Ada tidak analisis akademik, analisis kependudukan, termasuk analisis kebudayaan dan lain-lain. Sesungguhnya kan kita tidak pernah tahu apa yang ingin kita selamatkan: penduduknya, Bali-nya, atau apanya?

Katanya, kita ingin menyelamatkan nyoman dan ketut, dengan alasan Bali ini kecil.

Baca: Digodok Kartu KB Krama Bali, Rencanakan Berbagai Bantuan bagi Krama Beranak Empat

Kenapa kita tidak pernah berpikir bahwa itu bisa menimbulkan budaya baru. Budaya baru itu bisa saja bagus atau bisa tidak, kan begitu. Tinggal dikaji dulu.

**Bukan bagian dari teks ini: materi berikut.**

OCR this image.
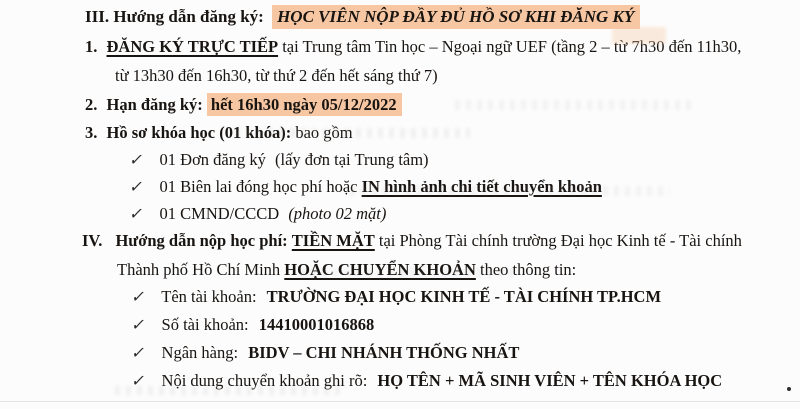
III. Hướng dẫn đăng ký: HỌC VIÊN NỘP ĐẦY ĐỦ HỒ SƠ KHI ĐĂNG KÝ
1. ĐĂNG KÝ TRỰC TIẾP tại Trung tâm Tin học – Ngoại ngữ UEF (tầng 2 – từ 7h30 đến 11h30,
từ 13h30 đến 16h30, từ thứ 2 đến hết sáng thứ 7)
2. Hạn đăng ký: hết 16h30 ngày 05/12/2022
3. Hồ sơ khóa học (01 khóa): bao gồm
✓ 01 Đơn đăng ký (lấy đơn tại Trung tâm)
✓ 01 Biên lai đóng học phí hoặc IN hình ảnh chi tiết chuyển khoản
✓ 01 CMND/CCCD (photo 02 mặt)
IV. Hướng dẫn nộp học phí: TIỀN MẶT tại Phòng Tài chính trường Đại học Kinh tế - Tài chính
Thành phố Hồ Chí Minh HOẶC CHUYỂN KHOẢN theo thông tin:
✓ Tên tài khoản: TRƯỜNG ĐẠI HỌC KINH TẾ - TÀI CHÍNH TP.HCM
✓ Số tài khoản: 14410001016868
✓ Ngân hàng: BIDV – CHI NHÁNH THỐNG NHẤT
✓ Nội dung chuyển khoản ghi rõ: HỌ TÊN + MÃ SINH VIÊN + TÊN KHÓA HỌC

Selama ini saya menilai jumlah penduduk Bali itu cukup secara kuantitas. Yang harus ditingkatkan kan kualitas penduduk Bali.

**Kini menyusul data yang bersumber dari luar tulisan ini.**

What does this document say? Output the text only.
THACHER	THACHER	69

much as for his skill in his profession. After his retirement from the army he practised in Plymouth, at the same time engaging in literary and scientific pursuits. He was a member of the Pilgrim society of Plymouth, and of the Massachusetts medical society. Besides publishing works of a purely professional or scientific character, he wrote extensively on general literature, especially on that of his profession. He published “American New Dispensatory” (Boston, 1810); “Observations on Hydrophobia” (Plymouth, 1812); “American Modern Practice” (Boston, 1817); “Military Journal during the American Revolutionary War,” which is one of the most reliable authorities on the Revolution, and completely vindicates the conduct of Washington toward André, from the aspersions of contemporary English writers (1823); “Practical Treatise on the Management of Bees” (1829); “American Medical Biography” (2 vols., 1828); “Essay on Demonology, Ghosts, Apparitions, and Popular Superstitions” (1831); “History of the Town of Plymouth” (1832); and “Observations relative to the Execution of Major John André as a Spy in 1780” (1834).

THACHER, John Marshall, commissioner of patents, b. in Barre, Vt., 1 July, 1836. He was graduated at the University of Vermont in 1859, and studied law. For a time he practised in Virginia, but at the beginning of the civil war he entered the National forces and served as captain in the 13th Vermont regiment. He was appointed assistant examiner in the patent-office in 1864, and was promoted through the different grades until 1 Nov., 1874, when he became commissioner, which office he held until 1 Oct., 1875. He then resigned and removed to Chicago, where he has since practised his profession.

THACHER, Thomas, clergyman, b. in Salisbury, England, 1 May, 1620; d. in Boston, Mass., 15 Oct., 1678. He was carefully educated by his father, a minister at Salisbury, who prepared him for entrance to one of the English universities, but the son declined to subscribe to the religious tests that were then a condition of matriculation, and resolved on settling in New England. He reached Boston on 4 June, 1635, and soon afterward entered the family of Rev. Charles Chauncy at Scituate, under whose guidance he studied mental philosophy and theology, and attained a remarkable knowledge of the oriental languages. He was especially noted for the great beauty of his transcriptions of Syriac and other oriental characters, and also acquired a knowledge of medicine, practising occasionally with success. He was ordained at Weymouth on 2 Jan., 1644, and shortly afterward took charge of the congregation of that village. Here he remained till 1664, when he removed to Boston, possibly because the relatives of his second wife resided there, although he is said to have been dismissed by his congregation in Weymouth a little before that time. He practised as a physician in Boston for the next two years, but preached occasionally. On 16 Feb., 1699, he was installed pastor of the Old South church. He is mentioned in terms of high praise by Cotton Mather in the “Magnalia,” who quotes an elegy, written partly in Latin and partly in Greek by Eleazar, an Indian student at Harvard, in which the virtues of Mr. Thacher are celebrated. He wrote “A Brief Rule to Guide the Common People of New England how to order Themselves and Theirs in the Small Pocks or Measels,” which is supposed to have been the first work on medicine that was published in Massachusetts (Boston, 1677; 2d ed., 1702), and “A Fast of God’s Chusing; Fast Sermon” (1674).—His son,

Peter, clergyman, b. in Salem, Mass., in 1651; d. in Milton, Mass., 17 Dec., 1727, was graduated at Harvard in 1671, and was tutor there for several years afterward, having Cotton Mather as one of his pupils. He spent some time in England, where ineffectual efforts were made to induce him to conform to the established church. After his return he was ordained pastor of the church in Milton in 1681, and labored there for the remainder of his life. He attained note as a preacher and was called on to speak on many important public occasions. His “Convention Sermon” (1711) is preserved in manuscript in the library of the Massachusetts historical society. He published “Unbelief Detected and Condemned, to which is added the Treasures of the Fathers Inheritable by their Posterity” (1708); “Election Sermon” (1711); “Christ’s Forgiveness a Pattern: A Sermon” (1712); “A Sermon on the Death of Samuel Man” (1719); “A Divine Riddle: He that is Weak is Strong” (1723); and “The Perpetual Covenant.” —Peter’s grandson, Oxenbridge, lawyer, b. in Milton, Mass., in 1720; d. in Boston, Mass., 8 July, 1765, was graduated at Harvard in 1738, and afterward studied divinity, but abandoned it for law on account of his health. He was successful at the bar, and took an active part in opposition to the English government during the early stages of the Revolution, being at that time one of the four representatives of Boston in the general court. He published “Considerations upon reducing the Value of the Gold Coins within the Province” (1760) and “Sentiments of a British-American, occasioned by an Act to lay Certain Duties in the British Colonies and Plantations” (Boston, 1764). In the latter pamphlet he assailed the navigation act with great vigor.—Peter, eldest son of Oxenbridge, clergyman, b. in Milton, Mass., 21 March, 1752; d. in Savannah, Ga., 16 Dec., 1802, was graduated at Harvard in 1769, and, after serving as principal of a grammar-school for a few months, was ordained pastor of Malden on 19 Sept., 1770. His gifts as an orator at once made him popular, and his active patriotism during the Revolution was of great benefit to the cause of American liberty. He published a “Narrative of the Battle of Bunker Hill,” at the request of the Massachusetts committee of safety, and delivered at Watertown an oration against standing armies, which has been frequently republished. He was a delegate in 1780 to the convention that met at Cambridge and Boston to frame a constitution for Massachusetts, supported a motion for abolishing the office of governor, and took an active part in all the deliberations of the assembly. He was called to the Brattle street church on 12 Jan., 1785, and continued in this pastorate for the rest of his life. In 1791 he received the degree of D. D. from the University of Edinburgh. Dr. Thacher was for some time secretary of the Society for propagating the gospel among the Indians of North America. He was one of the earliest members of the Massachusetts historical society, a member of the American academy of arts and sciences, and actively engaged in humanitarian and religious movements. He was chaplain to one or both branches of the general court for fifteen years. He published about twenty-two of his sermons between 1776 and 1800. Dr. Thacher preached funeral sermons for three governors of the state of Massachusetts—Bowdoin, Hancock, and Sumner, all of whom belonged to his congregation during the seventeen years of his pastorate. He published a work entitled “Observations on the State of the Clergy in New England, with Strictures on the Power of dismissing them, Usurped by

Bagaimana mereka kreatif, kompetitif, kan itu yang seharusnya dapat perhatian.

Kalau misalnya nanti terjadi kelebihan penduduk karena program KB empat anak, lama-lama mungkin saja memunculkan budaya merantau.

Jadi, daripada kuantitas, kita perlu meningkatkan kualitas SDM saja. Kualitas manusianya kita tingkatkan.

Kalau kebanyakan penduduk di Bali kan bisa saja muncul program transmigrasi lagi, budaya merantau lagi.

Bukan berarti budaya merantau itu tidak bagus. Cuma, siap atau tidak kita dengan budaya-budaya seperti itu?

Baca: Kronologi Api Sambar Kerumunan Warga Saat Bakar Sawa di Klungkung, 6 Warga Negari Luka Bakar

Jadi, jangan sampai justru menimbulkan persoalan baru.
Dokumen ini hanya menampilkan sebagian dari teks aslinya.